For individual consumers, the protections are weaker across all three platforms. Default settings favor data collection. Opt-outs are available, but users must know they exist, where to find them, and actually know and care enough to click the button.
What You Can Actually Do
The practical guidance from a security perspective is straightforward but unsatisfying.
Use separate browser profiles or virtual machines for sensitive tasks. Don't enable AI features on profiles you use for banking, healthcare, legal work, or confidential business applications.
Never grant AI browsers access to email or calendar connectors. The demonstrated ability of prompt injection attacks to exfiltrate data from connected services makes this too risky.
Disable all training and data sharing features immediately after installation. For Atlas, keep "Improve the model for everyone" and "Include web browsing" turned off. For Comet, disable the "AI Data Usage" toggle and use Incognito mode for sensitive browsing. For Gemini, turn "Keep Activity" off in your Gemini Apps Activity settings.
For enterprises, prohibit the use of these browsers on corporate devices until vendors can provide verifiable technical solutions to prompt injection and bring products fully under enterprise compliance certifications.
Recognition, Not Resolution
These tools offer genuine utility. The ability to interact with web content through natural language is powerful. The productivity gains are real for certain tasks.
But the technology is not mature from a security and privacy standpoint. The core innovation that makes these browsers compelling is the same feature that creates systemic vulnerability. The AI must process trusted commands and untrusted content together, and there's currently no reliable way to prevent their exploitation.
The burden of security falls on users to maintain constant vigilance. That's not sustainable. And the invisible data harvesting of third parties who never consented creates a fundamental consent problem for the AI era.

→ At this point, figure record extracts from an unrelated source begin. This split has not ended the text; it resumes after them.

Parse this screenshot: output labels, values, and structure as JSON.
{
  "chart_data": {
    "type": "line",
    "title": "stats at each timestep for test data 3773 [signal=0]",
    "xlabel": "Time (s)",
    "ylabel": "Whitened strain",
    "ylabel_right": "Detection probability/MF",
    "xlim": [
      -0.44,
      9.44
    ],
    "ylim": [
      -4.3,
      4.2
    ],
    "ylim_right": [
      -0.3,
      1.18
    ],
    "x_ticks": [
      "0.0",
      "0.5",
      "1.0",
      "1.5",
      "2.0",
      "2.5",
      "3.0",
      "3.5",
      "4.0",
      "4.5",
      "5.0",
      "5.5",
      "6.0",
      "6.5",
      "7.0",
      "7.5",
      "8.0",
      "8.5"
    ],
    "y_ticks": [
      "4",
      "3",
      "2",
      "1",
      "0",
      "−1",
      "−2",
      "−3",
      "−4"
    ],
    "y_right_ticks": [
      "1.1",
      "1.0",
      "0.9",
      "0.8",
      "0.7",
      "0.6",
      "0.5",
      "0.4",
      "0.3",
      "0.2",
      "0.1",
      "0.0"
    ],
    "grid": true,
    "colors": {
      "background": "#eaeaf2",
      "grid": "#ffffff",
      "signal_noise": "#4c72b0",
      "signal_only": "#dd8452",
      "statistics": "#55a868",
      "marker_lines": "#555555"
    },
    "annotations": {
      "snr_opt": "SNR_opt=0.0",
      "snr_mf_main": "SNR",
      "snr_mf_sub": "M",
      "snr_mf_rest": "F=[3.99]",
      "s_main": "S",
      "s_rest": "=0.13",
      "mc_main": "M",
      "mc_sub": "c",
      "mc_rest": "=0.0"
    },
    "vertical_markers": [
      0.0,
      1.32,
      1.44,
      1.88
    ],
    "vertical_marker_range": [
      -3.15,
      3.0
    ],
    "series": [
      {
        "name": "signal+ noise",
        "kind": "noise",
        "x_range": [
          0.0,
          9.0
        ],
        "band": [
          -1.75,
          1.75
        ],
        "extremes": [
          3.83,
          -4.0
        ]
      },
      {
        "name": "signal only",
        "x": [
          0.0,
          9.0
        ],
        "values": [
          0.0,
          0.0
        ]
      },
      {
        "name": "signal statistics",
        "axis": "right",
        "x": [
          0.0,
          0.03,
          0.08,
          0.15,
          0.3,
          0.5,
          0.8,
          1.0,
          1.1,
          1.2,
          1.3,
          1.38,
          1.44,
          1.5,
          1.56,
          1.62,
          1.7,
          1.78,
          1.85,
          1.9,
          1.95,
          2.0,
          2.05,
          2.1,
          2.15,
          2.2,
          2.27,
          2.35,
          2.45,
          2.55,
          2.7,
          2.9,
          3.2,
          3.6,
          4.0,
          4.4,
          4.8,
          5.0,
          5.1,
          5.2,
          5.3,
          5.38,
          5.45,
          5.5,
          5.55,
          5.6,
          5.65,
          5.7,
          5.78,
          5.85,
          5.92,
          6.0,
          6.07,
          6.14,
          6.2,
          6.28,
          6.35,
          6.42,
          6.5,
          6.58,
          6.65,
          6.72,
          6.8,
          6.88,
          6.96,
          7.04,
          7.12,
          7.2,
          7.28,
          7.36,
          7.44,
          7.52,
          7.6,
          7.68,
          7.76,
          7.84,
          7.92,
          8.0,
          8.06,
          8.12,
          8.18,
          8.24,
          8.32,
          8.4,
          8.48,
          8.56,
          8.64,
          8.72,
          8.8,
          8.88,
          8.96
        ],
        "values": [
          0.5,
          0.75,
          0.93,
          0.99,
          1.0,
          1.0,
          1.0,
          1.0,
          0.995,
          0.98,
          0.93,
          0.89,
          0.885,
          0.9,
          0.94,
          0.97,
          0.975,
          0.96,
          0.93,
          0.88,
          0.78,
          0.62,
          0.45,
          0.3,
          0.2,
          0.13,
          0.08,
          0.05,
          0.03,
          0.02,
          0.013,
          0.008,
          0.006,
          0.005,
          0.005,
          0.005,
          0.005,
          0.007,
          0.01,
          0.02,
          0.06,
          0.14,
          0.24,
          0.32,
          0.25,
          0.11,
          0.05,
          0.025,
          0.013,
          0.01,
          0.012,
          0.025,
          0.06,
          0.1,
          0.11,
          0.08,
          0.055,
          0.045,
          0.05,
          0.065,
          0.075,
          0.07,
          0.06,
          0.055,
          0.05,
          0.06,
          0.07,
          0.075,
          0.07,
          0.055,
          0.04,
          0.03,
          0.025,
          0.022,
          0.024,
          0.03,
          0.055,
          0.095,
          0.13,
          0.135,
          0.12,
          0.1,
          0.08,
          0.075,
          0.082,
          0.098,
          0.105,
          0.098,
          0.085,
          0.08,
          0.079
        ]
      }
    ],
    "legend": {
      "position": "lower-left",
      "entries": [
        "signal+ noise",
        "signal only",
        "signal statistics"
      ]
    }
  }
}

Use these tools if you choose. But use them with your eyes open. Understand that your browsing activity isn't just about you anymore. You're transmitting data about everyone whose information appears on your screen.
Until vendors solve prompt injection at the model level and provide meaningful consent mechanisms for third-party data, these are experimental tools. Powerful, yes. But premature for any use case involving confidential, sensitive, or regulated information.
Chris Penn saw it clearly. We're all doing the machines' work now. The question is whether we're doing it knowingly or unknowingly.